In the skirmish, Herron's force sustained losses of 1 man killed and 4 wounded, while 8 Confederates lost their lives with probably twice that number wounded. About 2 mi from Fayetteville, Herron met Schofield's and Totten's column marching east. After Herron explained the situation to Schofield, he ordered his tired troopers back to camp at Cross Hollows. Meanwhile, Schofield continued east and deployed Totten's troops opposite Shelby's defense line. When Hindman heard the gunfire from the McGuire's Store skirmish, he halted his infantry column and rode to where Marmaduke and Shelby were posted.
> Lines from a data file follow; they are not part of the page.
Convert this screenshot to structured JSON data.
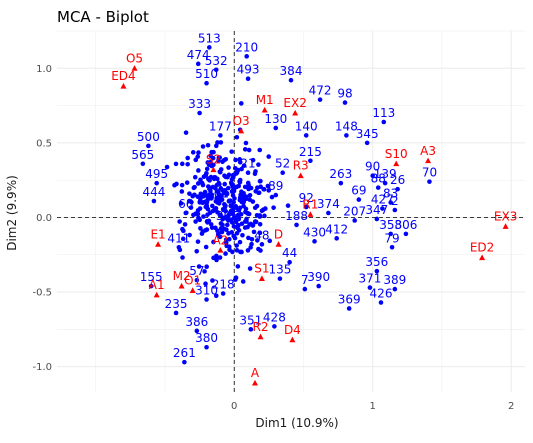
{
  "chart_data": {
    "type": "scatter",
    "title": "MCA - Biplot",
    "xlabel": "Dim1 (10.9%)",
    "ylabel": "Dim2 (9.9%)",
    "xlim": [
      -1.28,
      2.1
    ],
    "ylim": [
      -1.17,
      1.25
    ],
    "x_ticks": [
      0,
      1,
      2
    ],
    "y_ticks": [
      -1.0,
      -0.5,
      0.0,
      0.5,
      1.0
    ],
    "x_tick_labels": [
      "0",
      "1",
      "2"
    ],
    "y_tick_labels": [
      "-1.0",
      "-0.5",
      "0.0",
      "0.5",
      "1.0"
    ],
    "grid": true,
    "reference_lines": {
      "x": 0,
      "y": 0,
      "style": "dashed"
    },
    "colors": {
      "individuals": "#0000ff",
      "variables": "#ff0000",
      "grid": "#ebebeb",
      "reference": "#000000"
    },
    "series": [
      {
        "name": "individuals",
        "marker": "circle",
        "points": [
          {
            "label": "513",
            "x": -0.18,
            "y": 1.14
          },
          {
            "label": "210",
            "x": 0.09,
            "y": 1.08
          },
          {
            "label": "532",
            "x": -0.13,
            "y": 0.99
          },
          {
            "label": "98",
            "x": 0.8,
            "y": 0.77
          },
          {
            "label": "113",
            "x": 1.08,
            "y": 0.64
          },
          {
            "label": "356",
            "x": 1.03,
            "y": -0.36
          },
          {
            "label": "371",
            "x": 0.98,
            "y": -0.47
          },
          {
            "label": "369",
            "x": 0.83,
            "y": -0.61
          },
          {
            "label": "426",
            "x": 1.06,
            "y": -0.57
          },
          {
            "label": "389",
            "x": 1.16,
            "y": -0.48
          },
          {
            "label": "351",
            "x": 0.12,
            "y": -0.75
          },
          {
            "label": "428",
            "x": 0.29,
            "y": -0.73
          },
          {
            "label": "261",
            "x": -0.36,
            "y": -0.97
          },
          {
            "label": "135",
            "x": 0.33,
            "y": -0.41
          },
          {
            "label": "139",
            "x": 1.09,
            "y": 0.23
          },
          {
            "label": "79",
            "x": 1.14,
            "y": -0.2
          },
          {
            "label": "70",
            "x": 1.41,
            "y": 0.24
          },
          {
            "label": "69",
            "x": 0.9,
            "y": 0.12
          },
          {
            "label": "263",
            "x": 0.77,
            "y": 0.23
          },
          {
            "label": "148",
            "x": 0.81,
            "y": 0.55
          },
          {
            "label": "412",
            "x": 0.74,
            "y": -0.14
          },
          {
            "label": "358",
            "x": 1.13,
            "y": -0.11
          },
          {
            "label": "444",
            "x": -0.58,
            "y": 0.11
          },
          {
            "label": "495",
            "x": -0.56,
            "y": 0.23
          },
          {
            "label": "44",
            "x": 0.4,
            "y": -0.3
          },
          {
            "label": "7",
            "x": 0.51,
            "y": -0.48
          },
          {
            "label": "390",
            "x": 0.61,
            "y": -0.46
          },
          {
            "label": "386",
            "x": -0.27,
            "y": -0.76
          },
          {
            "label": "380",
            "x": -0.2,
            "y": -0.87
          },
          {
            "label": "472",
            "x": 0.62,
            "y": 0.79
          },
          {
            "label": "345",
            "x": 0.96,
            "y": 0.5
          },
          {
            "label": "427",
            "x": 1.07,
            "y": 0.06
          },
          {
            "label": "88",
            "x": 1.04,
            "y": 0.2
          },
          {
            "label": "26",
            "x": 1.18,
            "y": 0.19
          },
          {
            "label": "90",
            "x": 1.0,
            "y": 0.28
          },
          {
            "label": "83",
            "x": 1.13,
            "y": 0.1
          },
          {
            "label": "347",
            "x": 1.03,
            "y": -0.01
          },
          {
            "label": "207",
            "x": 0.87,
            "y": -0.02
          },
          {
            "label": "306",
            "x": 1.24,
            "y": -0.11
          },
          {
            "label": "2",
            "x": 1.16,
            "y": 0.05
          },
          {
            "label": "92",
            "x": 0.52,
            "y": 0.07
          },
          {
            "label": "430",
            "x": 0.58,
            "y": -0.16
          },
          {
            "label": "374",
            "x": 0.68,
            "y": 0.03
          },
          {
            "label": "215",
            "x": 0.55,
            "y": 0.38
          },
          {
            "label": "140",
            "x": 0.52,
            "y": 0.55
          },
          {
            "label": "384",
            "x": 0.41,
            "y": 0.92
          },
          {
            "label": "493",
            "x": 0.1,
            "y": 0.93
          },
          {
            "label": "474",
            "x": -0.26,
            "y": 1.03
          },
          {
            "label": "510",
            "x": -0.2,
            "y": 0.9
          },
          {
            "label": "500",
            "x": -0.62,
            "y": 0.48
          },
          {
            "label": "565",
            "x": -0.66,
            "y": 0.36
          },
          {
            "label": "155",
            "x": -0.6,
            "y": -0.46
          },
          {
            "label": "235",
            "x": -0.42,
            "y": -0.64
          },
          {
            "label": "310",
            "x": -0.2,
            "y": -0.55
          },
          {
            "label": "218",
            "x": -0.08,
            "y": -0.51
          },
          {
            "label": "57",
            "x": -0.27,
            "y": -0.42
          },
          {
            "label": "21",
            "x": 0.1,
            "y": 0.3
          },
          {
            "label": "130",
            "x": 0.3,
            "y": 0.6
          },
          {
            "label": "201",
            "x": -0.12,
            "y": 0.1
          },
          {
            "label": "66",
            "x": -0.35,
            "y": 0.03
          },
          {
            "label": "188",
            "x": 0.45,
            "y": -0.05
          },
          {
            "label": "305",
            "x": -0.05,
            "y": -0.05
          },
          {
            "label": "48",
            "x": 0.2,
            "y": -0.18
          },
          {
            "label": "411",
            "x": -0.4,
            "y": -0.2
          },
          {
            "label": "89",
            "x": 0.3,
            "y": 0.15
          },
          {
            "label": "177",
            "x": -0.1,
            "y": 0.55
          },
          {
            "label": "52",
            "x": 0.35,
            "y": 0.3
          },
          {
            "label": "333",
            "x": -0.25,
            "y": 0.7
          }
        ]
      },
      {
        "name": "variables",
        "marker": "triangle",
        "points": [
          {
            "label": "O5",
            "x": -0.72,
            "y": 1.0
          },
          {
            "label": "ED4",
            "x": -0.8,
            "y": 0.88
          },
          {
            "label": "EX3",
            "x": 1.96,
            "y": -0.06
          },
          {
            "label": "ED2",
            "x": 1.79,
            "y": -0.27
          },
          {
            "label": "S1",
            "x": 0.2,
            "y": -0.41
          },
          {
            "label": "A",
            "x": 0.15,
            "y": -1.11
          },
          {
            "label": "R2",
            "x": 0.19,
            "y": -0.8
          },
          {
            "label": "D4",
            "x": 0.42,
            "y": -0.82
          },
          {
            "label": "S10",
            "x": 1.17,
            "y": 0.36
          },
          {
            "label": "A3",
            "x": 1.4,
            "y": 0.38
          },
          {
            "label": "EX2",
            "x": 0.44,
            "y": 0.7
          },
          {
            "label": "A1",
            "x": -0.56,
            "y": -0.52
          },
          {
            "label": "M2",
            "x": -0.38,
            "y": -0.46
          },
          {
            "label": "O1",
            "x": -0.3,
            "y": -0.49
          },
          {
            "label": "D",
            "x": 0.32,
            "y": -0.18
          },
          {
            "label": "R1",
            "x": 0.55,
            "y": 0.02
          },
          {
            "label": "E1",
            "x": -0.55,
            "y": -0.18
          },
          {
            "label": "M1",
            "x": 0.22,
            "y": 0.72
          },
          {
            "label": "O3",
            "x": 0.05,
            "y": 0.58
          },
          {
            "label": "S2",
            "x": -0.15,
            "y": 0.32
          },
          {
            "label": "R3",
            "x": 0.48,
            "y": 0.28
          },
          {
            "label": "A2",
            "x": -0.1,
            "y": -0.22
          }
        ]
      }
    ]
  }
}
Hindman had hoped to occupy Fayetteville against light opposition, but Union line that he observed was clearly strong. When he got a mistaken report that Federal troops were moving past his left flank, Hindman ordered his troops to march back to Brashears.

On 29 October 1862, Hindman ordered his force to retreat from Brashears. After an exhausting 3-day march across the Boston Mountains, the Confederates reached a campsite near Ozark. They were soon supplied with new clothing, food, forage, gear, and ammunition via steamboats on the Arkansas River. They were also reinforced by Brigadier General Mosby Monroe Parsons' brigade. Hindman reported to Holmes that he was forced to withdraw due to lack of supplies for his troops. He admitted to Holmes that his Union opponents reacted, "more rapidly than I had anticipated". On the same day that Hindman retreated from Brashears, Schofield responded to a rumor that the Confederates were advancing. He pulled his divisions back to their former camps, Totten's at Osage Spring and Herron's at Cross Hollows. In addition, he ordered Blunt's division to take a position to the west of Bentonville. When Federal scouts reported that Hindman had indeed departed from Brashears, Schofield prepared to move the 2nd and 3rd Divisions back to Missouri. On 4 November, Totten's and Herron's troops began a forced march to Springfield. On 6 November, Schofield's small army was positioned with Blunt's division (6,200 men) in Arkansas and Totten's (4,600 men) and Herron's (2,800) divisions near Springfield. The next action was the Battle of Cane Hill on 28 November 1862 between Blunt's division and Marmaduke's cavalry.